CO2 emissions: from streaming to cryptocurrencies
Daily habits, as already mentioned, do not immediately make visible the actual consumption of Internet technologies. Watching 10 minutes of a very high definition movie, although a minimal battery consumption of a device, generates the same amount of CO2 on the server side as a 2,000W electric oven turned on for three minutes.
A fact that should raise some attention, as The Shift Project explains, given the pervasiveness of streaming services in our existence. In perspective, a video in streaming it requires about 1,500 times more server-side energy than that used by the smartphone to display it. In Italy alone in 2020, 6.5 million hours of streaming content were seen per year.
No better forartificial intelligence, such as the various voice assistants that all brands have equipped themselves with, which for machine learning operations can produce as much as 284 tons of CO2 every year, according to the Amherst University of Massachusetts. And the explosion of cryptovalute this figure further increases, which is difficult to calculate since often the servers that manage Bitcoin or similar currencies are geographically located in countries where neither operations nor precise consumption are actually recorded.
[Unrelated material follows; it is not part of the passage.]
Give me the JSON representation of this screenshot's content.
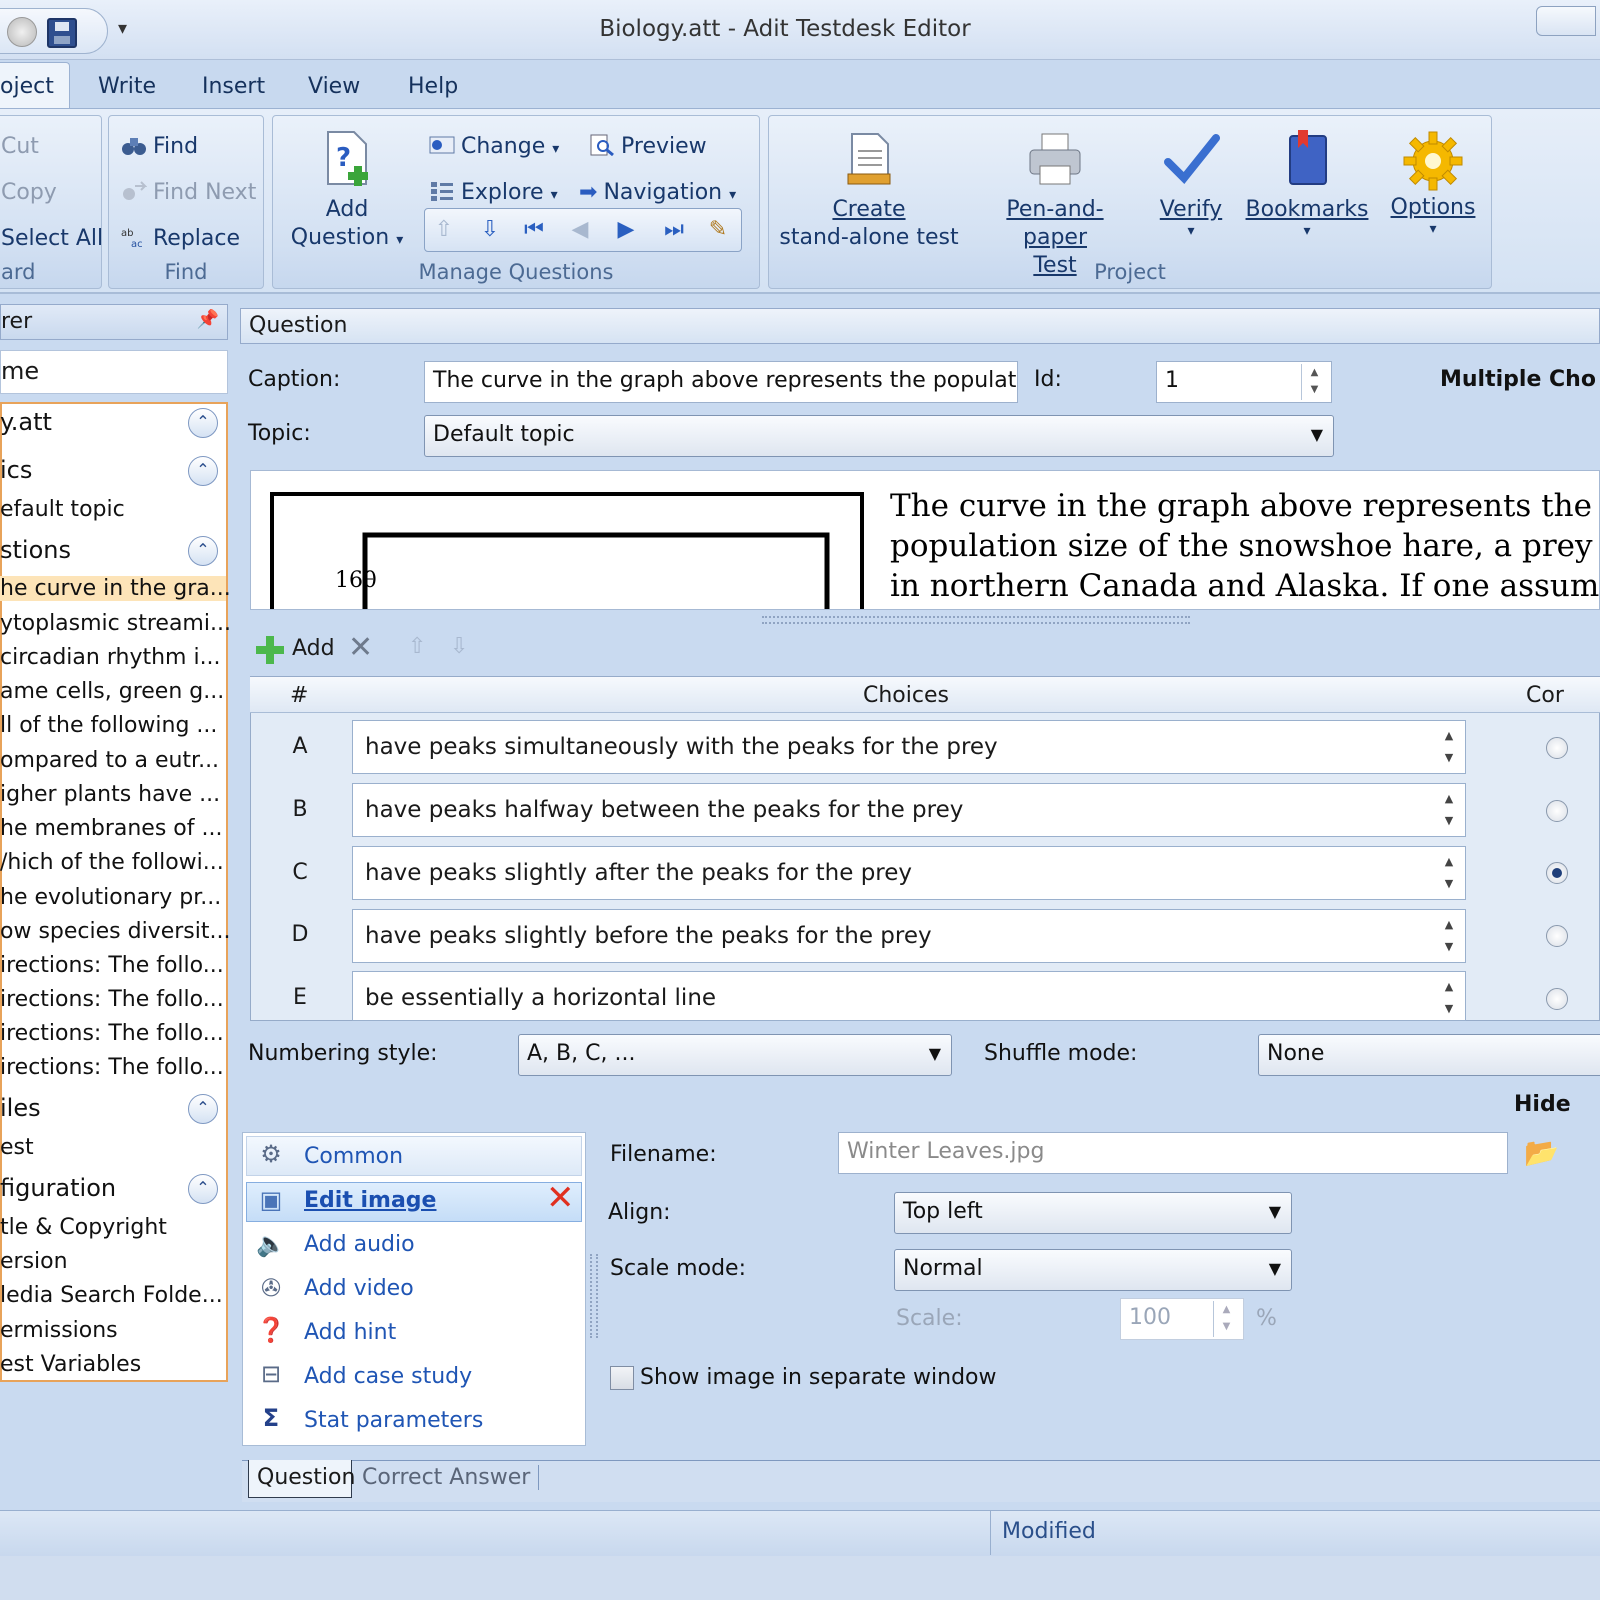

In recent times, Greenpeace evaluated the weight of the energy consumed by the IT big names to power their datacenters. Apple is the greenest company, with clean energy for more than 83% of the surveys, followed by Facebook at 67%, Google al 56%, Microsoft al 32%, Adobe al 23% e Oracle all’8%.
It is therefore clear that it is necessary “decarbonising digital“, With measures that require the IT big names to use renewable energy and, where possible, to commit to the complete compensation of the CO2 produced.